Monday, 7 December 2020

Functional Independence and Functional Dependencies in DBMS

 

Relational database schema consists of number of relations with number of attributes of various entities in the organization. However, the method of grouping these attributes in relations plays a very important role in whole database life. The quality of relational database schema depends on many properties given below.

 

1.    The attributes in a relation must be related to each other in a simple and understandable way.

2.    The duplicate values i.e. the redundant values in tuples must be reduced.

3.    The null values in tuples should be avoided.

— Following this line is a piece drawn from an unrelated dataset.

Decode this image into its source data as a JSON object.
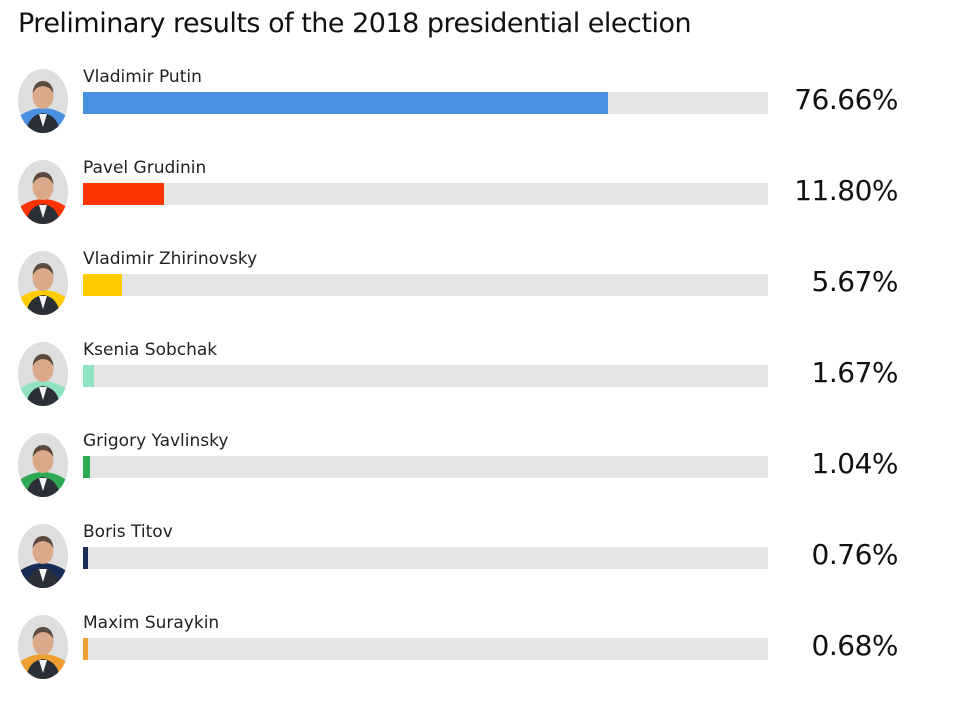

4.    There should not be any possibility of any kind of unambiguous tuples being created by any type of operation on the database.

 

To make the database fulfil above conditions, the process of normalization is performed on the attributes. Normalization is a process of decomposing the relational schemas and breaking them into smaller relational schemas that possesses desirable properties.

 

 

Functional Independence:

 

Two fields are said to be functional independent if they are not fully dependent on the complete primary key.

 

For example: po_no, rate, item

 

Here rate is not dependent on the primary key. So, the rate is functionally independent.

 

 

 Functional Dependencies:

 

Functional dependencies are constraints on the set of legal relations. The notion of functional dependency is the generalization of the notion of a key. It is the property of the semantics or meaning of the attributes.

 

Let R be a relational schema and let (A1, A2… An) be the attributes of R. The functional dependency, denoted by X → Y, between two set of attributes X and Y (X R and Y R) that are subsets of R specifies a constraint on the possible tuples that can form a relation state ‘r’ of R.  The constraint is that, for any two tuples t1 and t2 in ‘r’, that have t1[X] =t2[X], we must also have t1[Y] =t2[Y].

 

This means that the values of the Y component of a tuple in ‘r’ depends on (or determined by) the values of the X component. Alternatively, the values of the X component of a tuple uniquely (or functionally) determine the values of the Y component.

 

So, X functionally determines Y in a relation schema R if and only if, whenever two tuples of r(R) of agree on their X value, they must necessarily agree on their Y value.

 

Note:

  1. If X is a candidate key of R, then X → Y for any subset of attributes of Y of R.
  2. If X → Y in R, this does not say whether or not Y → X in R.